Enid had reserved her efforts until the last, and her page in the album was considered the very best of all. It was headed by a picture which was a curious notion of her own. When glanced at casually it might be taken for a sketch of a crocodile, but when examined closely it showed that the body was made up of girls walking along two and two, the smaller ones tapering down in height, and vanishing in the distance to form the tail. Though the details were not particularly well drawn, the whole effect was wonderfully good, and as "crocodiling" was the popular term at The Priory for walking two and two, the idea was most appropriate. Enid described it in the accompanying verses:
THE BALLAD OF THE SWEET CROCODILE
Oh! haven't you heard of the sweet crocodile? It lives in the mud on the banks of the Nile. 'Neath the tropical sunshine it sits with a smile, And feeds on the niggers who live by the Nile. Oh, the sweet crocodile! The sweet crocodile! It lives in the mud on the banks of the Nile.
But if you must live in this cold British isle, It's not often you'll meet with the sweet crocodile. The specimens here are as far as they're few, And we treasure them carefully up in the Zoo. Oh, the sweet crocodile! The sweet crocodile! It doesn't thrive well in this cold British isle.

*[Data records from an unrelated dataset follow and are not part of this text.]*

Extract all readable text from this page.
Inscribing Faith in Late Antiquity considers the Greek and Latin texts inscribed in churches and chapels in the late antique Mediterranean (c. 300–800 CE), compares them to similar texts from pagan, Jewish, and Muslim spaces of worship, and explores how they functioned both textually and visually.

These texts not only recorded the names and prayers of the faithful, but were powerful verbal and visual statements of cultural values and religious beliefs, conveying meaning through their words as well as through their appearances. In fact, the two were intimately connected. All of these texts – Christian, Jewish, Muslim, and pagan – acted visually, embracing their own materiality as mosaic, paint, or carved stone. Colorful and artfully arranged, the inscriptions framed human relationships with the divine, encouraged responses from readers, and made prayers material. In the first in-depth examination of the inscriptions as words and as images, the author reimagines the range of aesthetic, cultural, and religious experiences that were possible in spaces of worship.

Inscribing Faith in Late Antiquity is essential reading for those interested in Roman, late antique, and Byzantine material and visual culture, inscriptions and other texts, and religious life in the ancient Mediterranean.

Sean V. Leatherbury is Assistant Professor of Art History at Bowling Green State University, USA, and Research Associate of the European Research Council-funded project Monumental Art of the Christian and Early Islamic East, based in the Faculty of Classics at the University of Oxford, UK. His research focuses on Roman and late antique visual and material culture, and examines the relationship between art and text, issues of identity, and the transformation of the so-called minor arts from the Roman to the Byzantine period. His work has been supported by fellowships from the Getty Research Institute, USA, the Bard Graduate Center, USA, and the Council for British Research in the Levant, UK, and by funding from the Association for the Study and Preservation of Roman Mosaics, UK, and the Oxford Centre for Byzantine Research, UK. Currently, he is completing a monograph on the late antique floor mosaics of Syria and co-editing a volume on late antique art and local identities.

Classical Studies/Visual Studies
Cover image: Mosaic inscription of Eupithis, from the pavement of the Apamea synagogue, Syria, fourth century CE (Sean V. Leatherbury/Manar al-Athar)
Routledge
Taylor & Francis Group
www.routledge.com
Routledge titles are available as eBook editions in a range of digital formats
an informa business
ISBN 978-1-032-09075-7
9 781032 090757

Yet if about Morton you'll walk for a mile, You may see an uncommonly sweet crocodile. It looks very neat, with its trim little feet, And the people all smile when the creature they meet. Oh, the sweet crocodile! The sweet crocodile! It walks about Morton for many a mile.
But if you'll examine this sweet crocodile, You'll see it's composed all of girls in a file. And there's one, who's called Patty, with such a sweet smile, That the people all rave on this sweet crocodile. Oh! this Patty of mine, with the extra sweet smile, She's a gem in the tail of the sweet crocodile.
This proved by far the most popular of all the contributions to Patty's album, and as numerous girls from other classes asked to look at the crocodile picture, the book was in danger of too much wear and tear, and at Miss Harper's suggestion it was placed temporarily in the school museum, so that everybody might have a chance of seeing it, yet it should be safe from careless hands. Enid was, of course, asked after this to compose so many poems for so many various albums, that had she consented her collected effusions might have filled a volume; but she steadfastly declined.
"I made this up specially for Patty, and on purpose to try and make her album a little different from anybody else's," she declared. "If I wrote verses and drew pictures for you all, there'd be nothing particularly out of the common about this. I don't intend to do a single thing for one of you, so please don't ask me again, for I shall only go on saying 'No'."